One of the main taglines I get from the DJ is "here's some stuff from an artist you've been playing a lot." The problem is, it wasn't me that had been choosing the tracks. It was the music the AI had put in rotation. The system is stuck feeding back on itself. Not great, since I'm not really getting new music any more, but at least it's not getting worse.
Getting Worse
Unlike music recommendations, the content from ChatGPT style AI systems is most likely going to get worse. AI companies are racing to ingest as much content as possible to feed the "large language models" that power them. They're invariably picking up the output from other AI systems (if not their own). That includes all the errors (euphemistically called "hallucinations") from the previous generations of content.
As errors are fed back into the systems, they'll cause more errors in later output. Those new errors will get scrapped and fed back in causing even more. The cycle repeating indefinitely.
An Image Example
To show what I mean, we can use an image optimization technique called "image compression" to make an analogy for AI feeding back on itself.
Image compression is used to make an image's file size smaller. The smaller size means the image will download faster since it don't take as much bandwidth.
Image compression is generally done by throwing out a little bit of detail from the image. It's so slight it's usually undetectable. For example, here's two versions of the same photo. This first one is the original export of the image. It's 767 KB.
This second image is simply a compressed version of the first one. It's 688 KB.
If I mixed up the images and put them side-by-side you'd be hard pressed to tell which one is compressed and which one isn't.
More Iterations
Even though the images look identical, they aren't. That reduction in file size comes at the cost of a minor degradation in the quality of the image. If you only do it once, it's hard to notice. If you run an already compressed image through compression again it loses more detail. You can do this a few times with a noticeable impact, but it catches up with you.

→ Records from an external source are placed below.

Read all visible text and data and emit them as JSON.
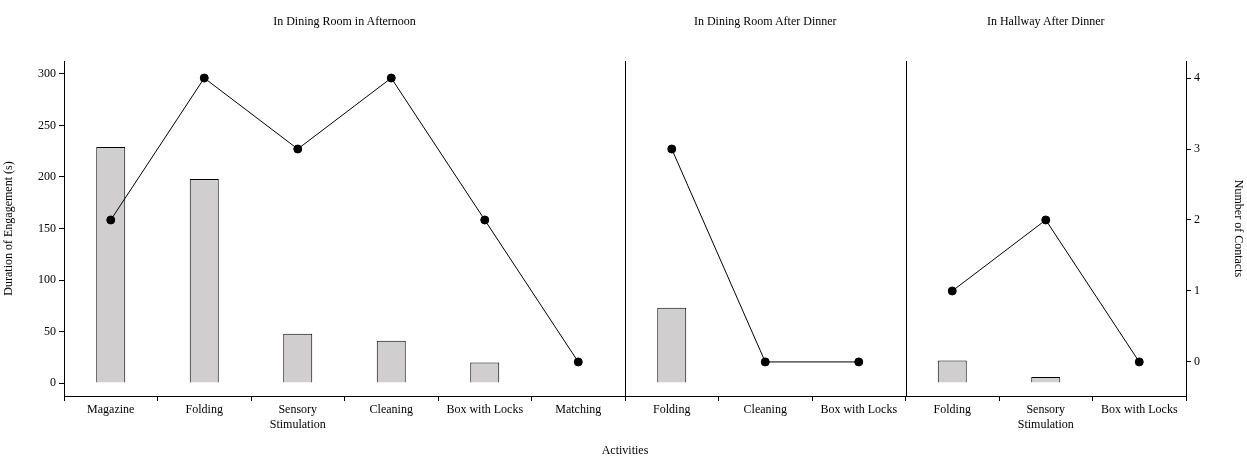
{
  "chart_data": {
    "type": "bar",
    "xlabel": "Activities",
    "ylabel": "Duration of Engagement (s)",
    "y2label": "Number of Contacts",
    "categories": [
      "Magazine",
      "Folding",
      "Sensory Stimulation",
      "Cleaning",
      "Box with Locks",
      "Matching",
      "Folding",
      "Cleaning",
      "Box with Locks",
      "Folding",
      "Sensory Stimulation",
      "Box with Locks"
    ],
    "series": [
      {
        "color": "#d0cece",
        "axis": "y",
        "values": [
          229,
          198,
          48,
          41,
          20,
          0,
          73,
          0,
          0,
          22,
          6,
          0
        ]
      },
      {
        "type": "line",
        "color": "#000000",
        "axis": "y2",
        "values": [
          2,
          4,
          3,
          4,
          2,
          0,
          null,
          null,
          null,
          null,
          null,
          null
        ]
      },
      {
        "type": "line",
        "color": "#000000",
        "axis": "y2",
        "values": [
          null,
          null,
          null,
          null,
          null,
          null,
          3,
          0,
          0,
          null,
          null,
          null
        ]
      },
      {
        "type": "line",
        "color": "#000000",
        "axis": "y2",
        "values": [
          null,
          null,
          null,
          null,
          null,
          null,
          null,
          null,
          null,
          1,
          2,
          0
        ]
      }
    ],
    "annotations": [
      "In Dining Room in Afternoon",
      "In Dining Room After Dinner",
      "In Hallway After Dinner"
    ],
    "ylim": [
      -12.5,
      312.5
    ],
    "yticks": [
      0,
      50,
      100,
      150,
      200,
      250,
      300
    ],
    "y2lim": [
      -0.48,
      4.24
    ],
    "y2ticks": [
      0,
      1,
      2,
      3,
      4
    ],
    "grid": false,
    "legend": false,
    "marker": "circle",
    "line_style": "solid"
  }
}
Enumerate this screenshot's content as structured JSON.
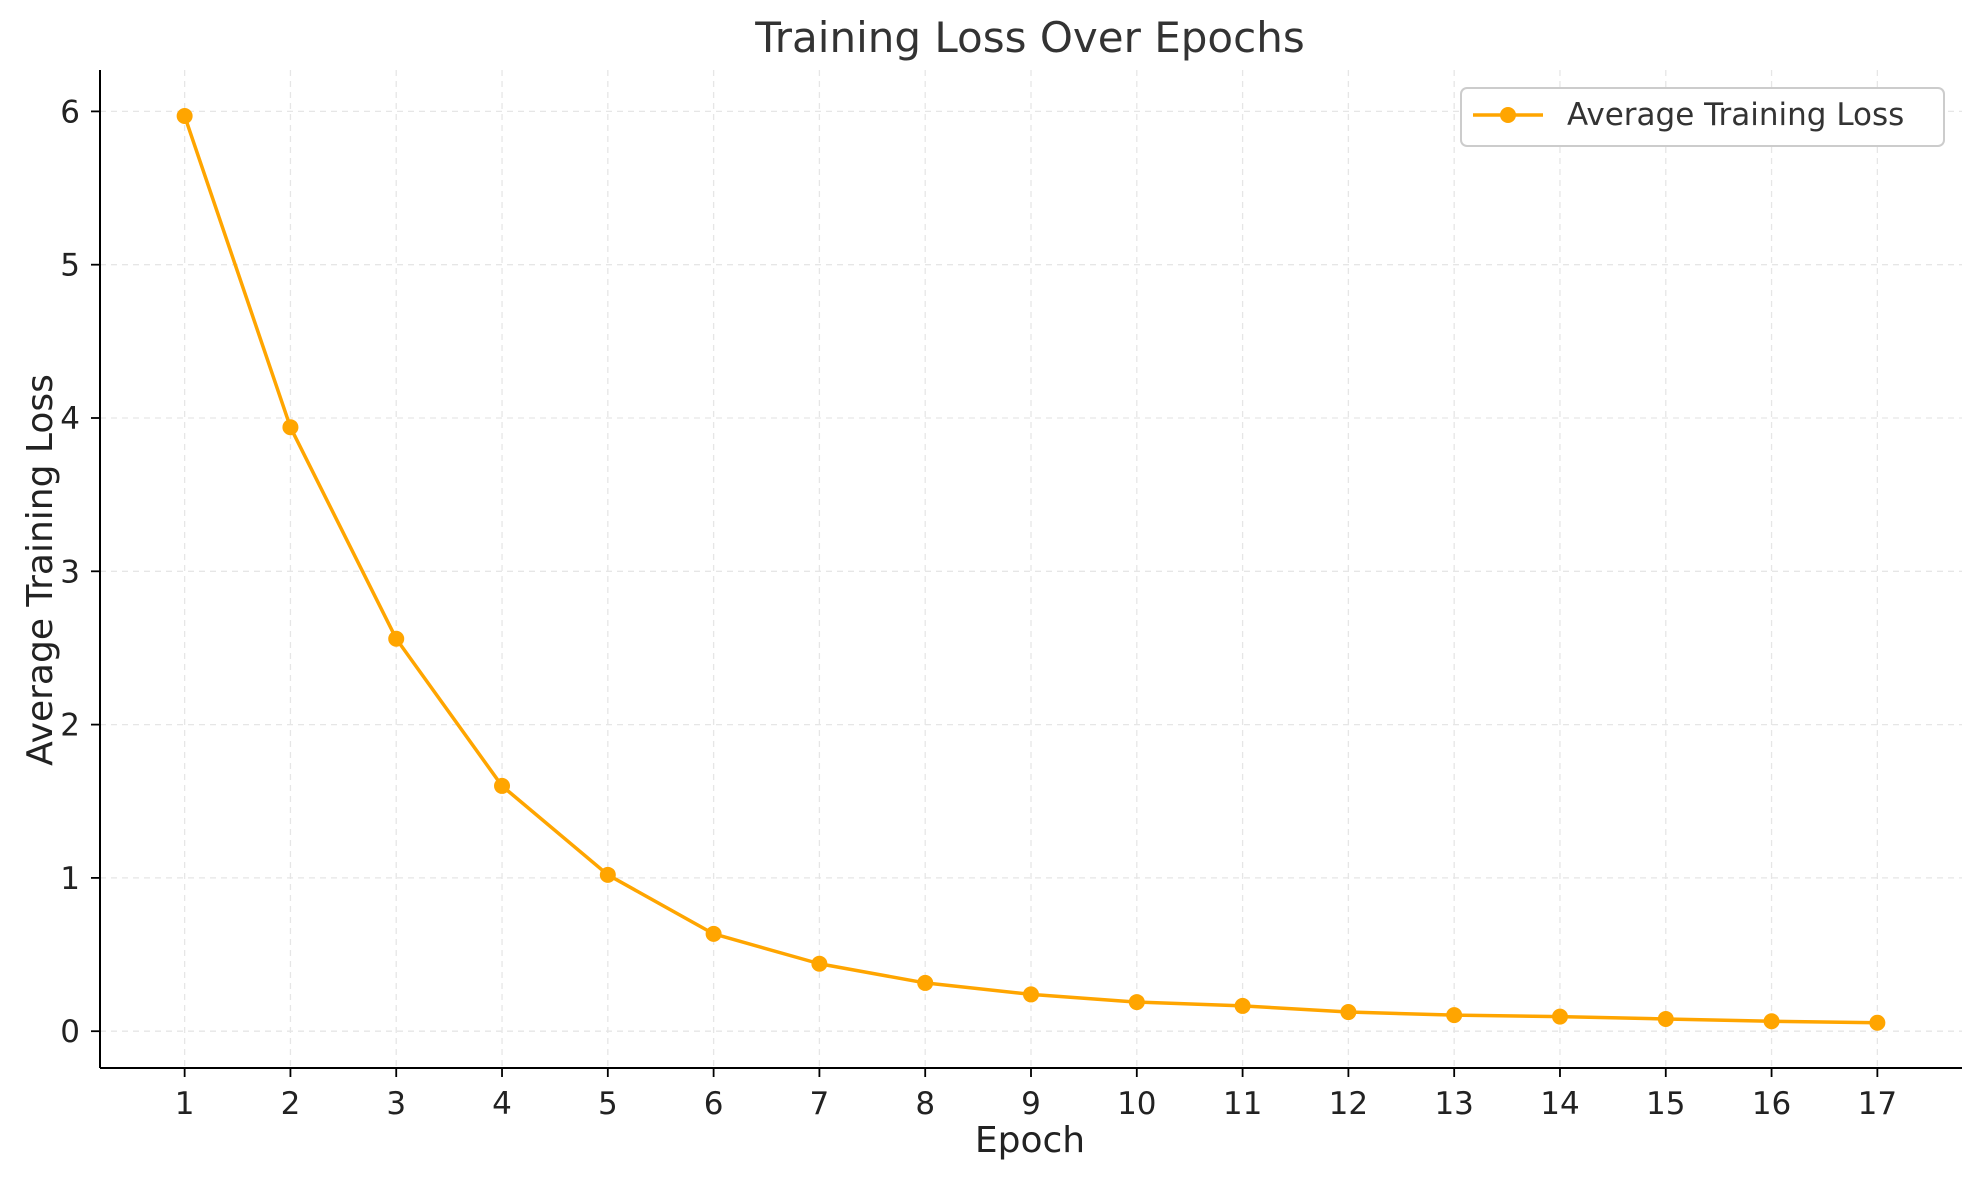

Here's what 100 iterations looks like with all the little losses of detail compounding on each other:
It's an interesting effect, but if what you're after is the quality of the original image it's a problem. And, it's worth pointing out that this image is 687 KB. The additional compression iterations didn't reduce the file size, they just made the image worse.
Keep the process going for 1,000 iterations and you get a mess that looks like this:
The Ouroboros
The image of an ouroboros is that of a snake eating its own tail. For the AI world, it's the process of AI systems ingesting AI generated content. The errors are fed back into themselves and will cause more errors to compound in the same way repeated compression breaks down an image. But, instead of images they'll be adding errors to recipes, and instructions, and facts. We'll be left with mountains of content and answers to questions that are simply wrong.
"What's the solution?" you ask. That's a great question. I'm not sure there is one.
Endnotes
-
I expect there will be folks who state that this is being worked on and "it's only a matter of time till it's solved". That's possible but one truism of computers for as long as they've been around is "Garbage in, garbage out".